記憶力のいい読者はこの言葉を耳にした瞬間、デジャビュに襲われたような感覚を覚えたに違いない。
 2000年、ブリヂストン・ファイアストン製タイヤを着けたフォードのスポーツ型多目的車(SUV)が横転する事故が相次いだ。その時、公聴会に呼ばれたのが会長に就任間もないビル・フォード氏(創業者、ヘンリー・フォード氏のひ孫)だった。

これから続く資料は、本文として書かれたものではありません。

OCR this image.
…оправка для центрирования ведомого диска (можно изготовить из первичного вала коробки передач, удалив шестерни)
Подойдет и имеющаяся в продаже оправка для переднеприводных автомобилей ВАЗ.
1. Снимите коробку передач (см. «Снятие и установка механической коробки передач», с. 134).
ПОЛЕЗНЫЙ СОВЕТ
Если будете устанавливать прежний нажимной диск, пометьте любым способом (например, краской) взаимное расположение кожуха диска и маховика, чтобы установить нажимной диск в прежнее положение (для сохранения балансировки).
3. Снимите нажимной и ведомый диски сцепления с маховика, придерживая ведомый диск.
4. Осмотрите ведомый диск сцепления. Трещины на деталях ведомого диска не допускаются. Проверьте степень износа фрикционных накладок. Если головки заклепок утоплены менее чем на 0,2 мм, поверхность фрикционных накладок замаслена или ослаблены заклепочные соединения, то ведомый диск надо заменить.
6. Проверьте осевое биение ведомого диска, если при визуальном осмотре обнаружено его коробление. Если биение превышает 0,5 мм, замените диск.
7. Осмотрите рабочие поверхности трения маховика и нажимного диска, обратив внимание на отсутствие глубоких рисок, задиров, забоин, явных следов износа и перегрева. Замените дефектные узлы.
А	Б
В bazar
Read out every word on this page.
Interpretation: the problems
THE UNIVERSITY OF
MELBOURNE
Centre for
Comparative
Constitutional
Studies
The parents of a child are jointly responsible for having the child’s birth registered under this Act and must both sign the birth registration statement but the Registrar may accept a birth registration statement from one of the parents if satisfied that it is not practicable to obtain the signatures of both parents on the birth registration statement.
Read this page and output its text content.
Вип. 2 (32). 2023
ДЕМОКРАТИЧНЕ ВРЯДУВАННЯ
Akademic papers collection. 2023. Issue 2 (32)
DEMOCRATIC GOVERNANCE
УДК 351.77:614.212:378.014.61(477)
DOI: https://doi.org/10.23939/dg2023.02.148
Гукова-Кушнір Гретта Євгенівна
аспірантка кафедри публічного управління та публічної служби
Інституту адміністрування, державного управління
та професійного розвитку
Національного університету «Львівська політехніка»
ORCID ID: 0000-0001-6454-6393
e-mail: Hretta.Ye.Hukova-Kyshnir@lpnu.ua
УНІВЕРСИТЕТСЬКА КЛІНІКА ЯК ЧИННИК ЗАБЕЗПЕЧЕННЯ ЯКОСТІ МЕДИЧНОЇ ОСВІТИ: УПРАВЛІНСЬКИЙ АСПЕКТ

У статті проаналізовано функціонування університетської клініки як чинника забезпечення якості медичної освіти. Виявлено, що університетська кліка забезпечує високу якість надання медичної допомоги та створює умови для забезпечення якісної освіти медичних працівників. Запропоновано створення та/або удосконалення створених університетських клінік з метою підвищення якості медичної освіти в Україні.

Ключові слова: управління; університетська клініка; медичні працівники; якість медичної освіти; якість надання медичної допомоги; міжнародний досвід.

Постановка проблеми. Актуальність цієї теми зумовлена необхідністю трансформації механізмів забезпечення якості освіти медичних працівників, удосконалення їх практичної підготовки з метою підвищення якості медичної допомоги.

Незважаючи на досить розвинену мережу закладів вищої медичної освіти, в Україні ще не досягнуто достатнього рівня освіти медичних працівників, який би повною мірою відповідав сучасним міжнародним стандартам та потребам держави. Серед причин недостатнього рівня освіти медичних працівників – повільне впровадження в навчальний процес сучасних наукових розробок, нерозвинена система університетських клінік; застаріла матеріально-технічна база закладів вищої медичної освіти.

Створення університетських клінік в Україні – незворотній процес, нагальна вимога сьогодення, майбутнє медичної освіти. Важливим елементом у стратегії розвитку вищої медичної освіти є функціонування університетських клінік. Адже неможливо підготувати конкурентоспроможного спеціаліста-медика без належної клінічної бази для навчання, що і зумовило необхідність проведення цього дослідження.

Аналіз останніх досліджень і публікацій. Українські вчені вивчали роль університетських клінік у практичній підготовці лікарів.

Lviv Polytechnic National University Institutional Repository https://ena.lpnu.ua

 彼は厳しい追及を受けつつも「すべてのフォード車には私の名前が付いている」と述べ、信頼に努めたのだ。その後、積極的にTVCMにも出演し、イメージ回復に努めた結果、フォードは最悪のシナリオを脱したのだった。

 トヨタは今回、この時のフォードのやり方を真似た。
「柳の下にいる2匹目のドジョウを狙う」のはよくあることだが、クレーム処理に出遅れた分、トヨタは「2匹目のドジョウ」を期待して先人の成功例を研究し、それを模倣したのである。
 これは別に悪いことではない。いいと思ったことは徹底的に真似た方がいい。それで危機を脱せるなら、物真似といわれようと、2番煎じといわれようと構わないだろう。
 ただ公聴会の直後、全米ディーラーの前で挨拶した章男氏が「私は一人ではなかった」と述べ、一時声を詰まらせ、涙を浮かべたのは彼らにどう受け止められたのだろう。
 日本ではトップの涙に同情し、どちらかといえば好感を持つ人が多いが、リーダーシップ論から見ればどうだろう。少なくともグローバル企業のリーダーとしては逆に弱さの方を印象づけたのではないかと思うが。